Correct Answer - Option 2 : 1.16 mm

**Concept:**

**Stress:**

Stress is defined as the force per unit area of a material.

i.e. \({\rm{Stress}} = \frac{{{\rm{force}}}}{{{\rm{cross\;sectional\;area}}}}{\rm{\;}}\)

\(\sigma = \frac{F}{A}\)

where, σ = stress,

F = force applied, and

A = cross sectional area of the object.

Units of stress is Nm^{-2} or Pa.

**Calculation:**

Given,

Elastic limit of brass, σ = 379 MPa

Load, P = 400 N

We know that,

P = σA

Where, Area of cross section, \({\rm{A}} = \frac{1}{4}{\rm{\pi }}{{\rm{r}}^2}\)

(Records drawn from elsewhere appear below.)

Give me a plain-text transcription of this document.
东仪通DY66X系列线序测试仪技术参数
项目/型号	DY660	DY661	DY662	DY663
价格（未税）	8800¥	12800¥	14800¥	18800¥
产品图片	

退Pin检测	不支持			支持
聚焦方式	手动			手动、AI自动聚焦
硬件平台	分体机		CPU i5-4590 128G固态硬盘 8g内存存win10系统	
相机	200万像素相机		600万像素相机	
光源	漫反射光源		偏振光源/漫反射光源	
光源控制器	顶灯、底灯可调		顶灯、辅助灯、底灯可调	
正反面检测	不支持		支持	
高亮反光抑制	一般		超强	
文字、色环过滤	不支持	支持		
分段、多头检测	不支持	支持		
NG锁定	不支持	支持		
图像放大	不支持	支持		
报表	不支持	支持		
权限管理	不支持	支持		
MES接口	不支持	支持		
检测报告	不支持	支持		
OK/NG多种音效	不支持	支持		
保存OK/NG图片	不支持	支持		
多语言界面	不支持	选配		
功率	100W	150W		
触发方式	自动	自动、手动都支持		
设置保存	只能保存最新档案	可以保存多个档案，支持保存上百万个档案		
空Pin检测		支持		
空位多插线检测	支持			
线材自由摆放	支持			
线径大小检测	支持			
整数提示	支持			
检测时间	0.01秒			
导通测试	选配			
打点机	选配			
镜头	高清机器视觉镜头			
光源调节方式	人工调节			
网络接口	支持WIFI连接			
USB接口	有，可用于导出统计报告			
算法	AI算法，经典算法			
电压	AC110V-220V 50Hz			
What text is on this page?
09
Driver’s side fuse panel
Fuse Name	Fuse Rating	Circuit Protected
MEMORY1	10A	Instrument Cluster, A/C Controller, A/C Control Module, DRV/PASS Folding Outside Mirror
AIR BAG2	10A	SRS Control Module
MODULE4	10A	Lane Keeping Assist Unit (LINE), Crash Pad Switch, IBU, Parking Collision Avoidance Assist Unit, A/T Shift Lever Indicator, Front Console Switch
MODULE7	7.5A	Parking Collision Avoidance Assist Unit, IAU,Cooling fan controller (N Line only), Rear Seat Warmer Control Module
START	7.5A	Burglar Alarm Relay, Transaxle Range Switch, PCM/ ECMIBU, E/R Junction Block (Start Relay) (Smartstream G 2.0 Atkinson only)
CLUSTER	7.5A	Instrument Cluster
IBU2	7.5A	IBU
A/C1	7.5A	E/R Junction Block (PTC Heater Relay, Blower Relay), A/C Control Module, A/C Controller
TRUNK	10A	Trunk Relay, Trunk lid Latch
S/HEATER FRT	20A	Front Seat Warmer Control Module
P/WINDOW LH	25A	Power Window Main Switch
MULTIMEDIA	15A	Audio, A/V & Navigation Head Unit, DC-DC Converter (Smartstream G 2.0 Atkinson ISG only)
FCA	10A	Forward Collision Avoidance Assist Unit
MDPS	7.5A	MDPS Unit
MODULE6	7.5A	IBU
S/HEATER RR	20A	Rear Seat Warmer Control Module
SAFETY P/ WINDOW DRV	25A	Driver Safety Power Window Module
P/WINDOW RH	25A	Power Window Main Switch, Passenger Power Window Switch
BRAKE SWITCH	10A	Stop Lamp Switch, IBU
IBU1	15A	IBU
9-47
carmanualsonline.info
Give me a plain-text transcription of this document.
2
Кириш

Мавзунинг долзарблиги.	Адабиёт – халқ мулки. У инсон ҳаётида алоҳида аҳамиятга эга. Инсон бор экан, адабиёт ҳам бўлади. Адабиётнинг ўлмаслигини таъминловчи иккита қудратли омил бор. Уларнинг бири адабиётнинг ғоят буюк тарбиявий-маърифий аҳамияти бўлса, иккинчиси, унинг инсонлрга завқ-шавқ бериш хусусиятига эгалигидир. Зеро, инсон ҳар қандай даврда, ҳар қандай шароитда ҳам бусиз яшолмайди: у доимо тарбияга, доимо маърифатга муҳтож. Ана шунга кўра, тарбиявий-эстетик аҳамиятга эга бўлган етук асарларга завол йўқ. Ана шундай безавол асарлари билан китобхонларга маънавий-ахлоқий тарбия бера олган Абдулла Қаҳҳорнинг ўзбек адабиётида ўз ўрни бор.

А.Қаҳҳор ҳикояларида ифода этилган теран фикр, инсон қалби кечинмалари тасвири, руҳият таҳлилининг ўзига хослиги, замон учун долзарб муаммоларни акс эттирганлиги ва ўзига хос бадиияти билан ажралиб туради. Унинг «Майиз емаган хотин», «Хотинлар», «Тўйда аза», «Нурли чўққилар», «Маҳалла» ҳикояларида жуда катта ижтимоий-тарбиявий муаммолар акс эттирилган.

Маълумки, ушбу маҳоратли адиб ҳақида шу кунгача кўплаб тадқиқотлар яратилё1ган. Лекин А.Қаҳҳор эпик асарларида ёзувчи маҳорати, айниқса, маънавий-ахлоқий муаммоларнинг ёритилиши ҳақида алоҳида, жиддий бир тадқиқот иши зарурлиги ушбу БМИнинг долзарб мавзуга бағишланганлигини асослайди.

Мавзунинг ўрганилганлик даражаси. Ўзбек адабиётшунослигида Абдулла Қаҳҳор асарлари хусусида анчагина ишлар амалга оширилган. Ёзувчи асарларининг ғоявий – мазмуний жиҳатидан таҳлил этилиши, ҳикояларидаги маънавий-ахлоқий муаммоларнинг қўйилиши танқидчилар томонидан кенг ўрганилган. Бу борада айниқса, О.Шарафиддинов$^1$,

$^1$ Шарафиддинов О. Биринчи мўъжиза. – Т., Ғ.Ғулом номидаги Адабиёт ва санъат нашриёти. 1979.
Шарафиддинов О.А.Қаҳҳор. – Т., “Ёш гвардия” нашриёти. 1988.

\( \Rightarrow {\rm{P}} = {\rm{\sigma }}\frac{1}{4}{\rm{\pi }}{{\rm{r}}^2}\)

\(400 = 379 \times \left( {\frac{1}{4} \times 3.14 \times {{\rm{r}}^2}} \right)\)

\({{\rm{r}}^2} = \frac{{400}}{{379}} \times \frac{4}{{3.14}}\)

r^{2 }= 1.34

r = 1.15 mm

Therefore, the minimum diameter of a brass rod if it is to support a 400 N load without exceeding its elastic limit is 1.16 mm.